1

I'm trying to create a generic method in Java for querying hbase.

I currently have one written which takes in 3 arguments

  • A Range (to scan the table)
  • A Column (to be returned) ... and
  • A Condition (i.e. browser==Chrome)

So a statement (if written in a SQLish language) may look like

SELECT OS FROM TABLE WHERE BROWSER==CHROME IN RANGE (5 WEEKS AGO -> 2 WEEKS AGO)

Now, I know I'm not using HBase properly (using common column queries for rowkey etc.) but for the sake of experimentation I'd like to try it, to help me learn.

So the first thing I do is set a Range on the Scan. (5 weeks to 2 weeks ago), since the rowkey is the timestamp, this is very efficient.

Then I set a SingleColumnValueFilter (browser = Chrome) (after the range filter, this is pretty fast)

Then I store all the rowkeys (from the scan) into an array.

For each rowkey (in the array) I perform a GET operation to get the corresponding OS.

I have tried using MultiGet, which sped up the process a lot.

I then tried using normal GET requests, each spawning a new thread, all running concurrently, which halved the query time! But still not fast enough.

I have considered limiting the number of threads using a single connection to the database. i.e - 100 threads per connection.

Given my circumstances, what is the most efficient way to perform these GETs, or am I totally approaching it incorrectly?

Any help is hugely appreciated.

EDIT (Here is my threaded GET attempt)

List<String> newresults = Collections.synchronizedList(new ArrayList<String>());

for (String rowkey : result) {
    spawnGetThread(rowkey, colname);
}

public void spawnGetThread(String rk, String cn) {
    new Thread(new Runnable() {
        public void run() {

            String rt = "";
            Get get = new Get(Bytes.toBytes(rk));
            get.addColumn(COL_FAM, cn);
            try {
                Result getResult = tb.get(get);
                rt = (Bytes.toString(getResult.value()));
            } catch (IOException e) {
            }
            newresults.add(rt);
        }
    }).start();
}
Greg Peckory
  • 375
  • 1
  • 7
  • 17

1 Answers1

5

Given my circumstances, what is the most efficient way to perform these GETs, or am I totally approaching it incorrectly?

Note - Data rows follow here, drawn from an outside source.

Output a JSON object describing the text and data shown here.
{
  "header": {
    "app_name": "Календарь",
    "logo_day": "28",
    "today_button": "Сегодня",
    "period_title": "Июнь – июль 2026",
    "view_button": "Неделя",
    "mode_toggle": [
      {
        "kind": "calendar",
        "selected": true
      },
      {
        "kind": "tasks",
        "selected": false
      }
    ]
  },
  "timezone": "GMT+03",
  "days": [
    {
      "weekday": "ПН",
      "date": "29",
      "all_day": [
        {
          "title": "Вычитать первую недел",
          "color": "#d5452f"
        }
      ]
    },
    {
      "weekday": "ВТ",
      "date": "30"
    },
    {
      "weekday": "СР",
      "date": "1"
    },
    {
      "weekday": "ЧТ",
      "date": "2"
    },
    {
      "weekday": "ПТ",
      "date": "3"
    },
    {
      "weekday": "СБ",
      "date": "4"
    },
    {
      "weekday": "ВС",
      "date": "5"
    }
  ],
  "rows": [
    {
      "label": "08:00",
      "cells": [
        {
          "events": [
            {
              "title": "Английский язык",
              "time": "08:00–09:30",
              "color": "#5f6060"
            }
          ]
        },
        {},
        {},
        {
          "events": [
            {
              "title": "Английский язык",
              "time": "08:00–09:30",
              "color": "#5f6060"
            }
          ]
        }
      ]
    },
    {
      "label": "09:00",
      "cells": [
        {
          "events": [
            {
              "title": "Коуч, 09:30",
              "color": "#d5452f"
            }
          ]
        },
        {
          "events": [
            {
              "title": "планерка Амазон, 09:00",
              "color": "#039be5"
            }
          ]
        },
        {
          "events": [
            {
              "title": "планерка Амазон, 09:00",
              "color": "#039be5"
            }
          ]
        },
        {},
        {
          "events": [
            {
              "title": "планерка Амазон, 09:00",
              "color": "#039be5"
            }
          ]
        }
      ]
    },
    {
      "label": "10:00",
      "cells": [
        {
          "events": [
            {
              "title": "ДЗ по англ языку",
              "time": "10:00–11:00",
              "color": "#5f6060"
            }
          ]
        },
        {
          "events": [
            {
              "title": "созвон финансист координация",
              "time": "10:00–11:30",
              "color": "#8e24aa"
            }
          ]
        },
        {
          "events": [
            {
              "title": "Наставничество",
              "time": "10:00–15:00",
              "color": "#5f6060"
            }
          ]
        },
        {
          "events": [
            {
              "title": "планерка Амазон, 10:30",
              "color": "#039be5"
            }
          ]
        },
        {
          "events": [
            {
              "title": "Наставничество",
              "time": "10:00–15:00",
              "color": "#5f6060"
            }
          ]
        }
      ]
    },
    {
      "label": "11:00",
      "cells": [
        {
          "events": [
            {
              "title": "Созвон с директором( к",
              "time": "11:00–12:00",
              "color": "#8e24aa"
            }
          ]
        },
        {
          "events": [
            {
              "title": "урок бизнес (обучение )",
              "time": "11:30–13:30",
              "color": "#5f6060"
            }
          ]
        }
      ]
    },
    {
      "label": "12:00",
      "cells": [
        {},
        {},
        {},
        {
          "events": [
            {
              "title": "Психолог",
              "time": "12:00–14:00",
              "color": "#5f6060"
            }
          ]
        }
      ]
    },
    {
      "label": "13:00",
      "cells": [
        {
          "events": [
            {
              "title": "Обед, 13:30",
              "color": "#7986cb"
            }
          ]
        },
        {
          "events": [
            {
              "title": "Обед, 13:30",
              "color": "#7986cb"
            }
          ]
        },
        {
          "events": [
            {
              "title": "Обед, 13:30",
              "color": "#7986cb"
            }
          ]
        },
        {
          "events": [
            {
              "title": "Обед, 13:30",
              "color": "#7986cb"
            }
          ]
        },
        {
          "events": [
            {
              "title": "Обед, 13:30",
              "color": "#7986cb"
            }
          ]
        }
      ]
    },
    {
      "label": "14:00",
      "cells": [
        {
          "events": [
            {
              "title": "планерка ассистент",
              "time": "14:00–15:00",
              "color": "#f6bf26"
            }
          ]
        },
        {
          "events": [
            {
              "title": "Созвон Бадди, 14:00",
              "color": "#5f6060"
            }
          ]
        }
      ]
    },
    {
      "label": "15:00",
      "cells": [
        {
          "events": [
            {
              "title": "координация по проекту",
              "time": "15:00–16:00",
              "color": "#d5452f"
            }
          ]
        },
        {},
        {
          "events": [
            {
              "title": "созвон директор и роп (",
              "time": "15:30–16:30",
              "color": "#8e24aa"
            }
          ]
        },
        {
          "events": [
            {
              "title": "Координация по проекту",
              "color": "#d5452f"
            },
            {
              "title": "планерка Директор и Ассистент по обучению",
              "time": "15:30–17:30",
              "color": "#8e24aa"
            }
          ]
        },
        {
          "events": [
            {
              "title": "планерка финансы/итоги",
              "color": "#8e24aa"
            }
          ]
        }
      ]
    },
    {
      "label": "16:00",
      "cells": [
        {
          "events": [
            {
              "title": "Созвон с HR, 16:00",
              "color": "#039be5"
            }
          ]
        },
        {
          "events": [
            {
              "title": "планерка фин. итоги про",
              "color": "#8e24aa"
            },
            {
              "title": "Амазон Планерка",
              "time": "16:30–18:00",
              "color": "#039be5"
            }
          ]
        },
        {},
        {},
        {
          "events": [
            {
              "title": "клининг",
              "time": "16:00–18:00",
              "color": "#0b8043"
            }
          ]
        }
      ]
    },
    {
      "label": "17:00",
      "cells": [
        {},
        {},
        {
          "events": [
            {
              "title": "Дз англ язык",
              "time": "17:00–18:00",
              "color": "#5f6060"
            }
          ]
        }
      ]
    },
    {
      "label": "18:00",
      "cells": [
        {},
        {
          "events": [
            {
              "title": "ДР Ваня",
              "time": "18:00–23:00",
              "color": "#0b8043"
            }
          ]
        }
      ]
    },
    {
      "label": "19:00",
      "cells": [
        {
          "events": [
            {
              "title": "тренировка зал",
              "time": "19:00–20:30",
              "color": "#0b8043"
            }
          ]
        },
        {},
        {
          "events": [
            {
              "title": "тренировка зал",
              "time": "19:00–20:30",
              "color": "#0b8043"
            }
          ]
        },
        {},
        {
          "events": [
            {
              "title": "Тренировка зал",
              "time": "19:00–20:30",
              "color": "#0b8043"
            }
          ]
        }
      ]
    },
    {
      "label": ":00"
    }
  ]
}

I would suggest the below way

Get is good if you know which rowkeys you can acccess upfront.

In that case you can use method like below , it will return array of Result.

/**
     * Method getDetailRecords.
     * 
     * @param listOfRowKeys List<String>
     * @return Result[]
     * @throws IOException
     */
    private Result[] getDetailRecords(final List<String> listOfRowKeys) throws IOException {
        final HTableInterface table = HBaseConnection.getHTable(TBL_DETAIL);
        final List<Get> listOFGets = new ArrayList<Get>();
        Result[] results = null;
        try {
            for (final String rowkey : listOfRowKeys) {// prepare batch of get with row keys
   // System.err.println("get 'yourtablename', '" + saltIndexPrefix + rowkey + "'");
                final Get get = new Get(Bytes.toBytes(saltedRowKey(rowkey)));
                get.addColumn(COLUMN_FAMILY, Bytes.toBytes(yourcolumnname));
                listOFGets.add(get);
            }
            results = table.get(listOFGets);

        } finally {
            table.close();
        }
        return results;
    }

Additional Note: Rowfilters are always faster than column value filters( Which does full table scan)..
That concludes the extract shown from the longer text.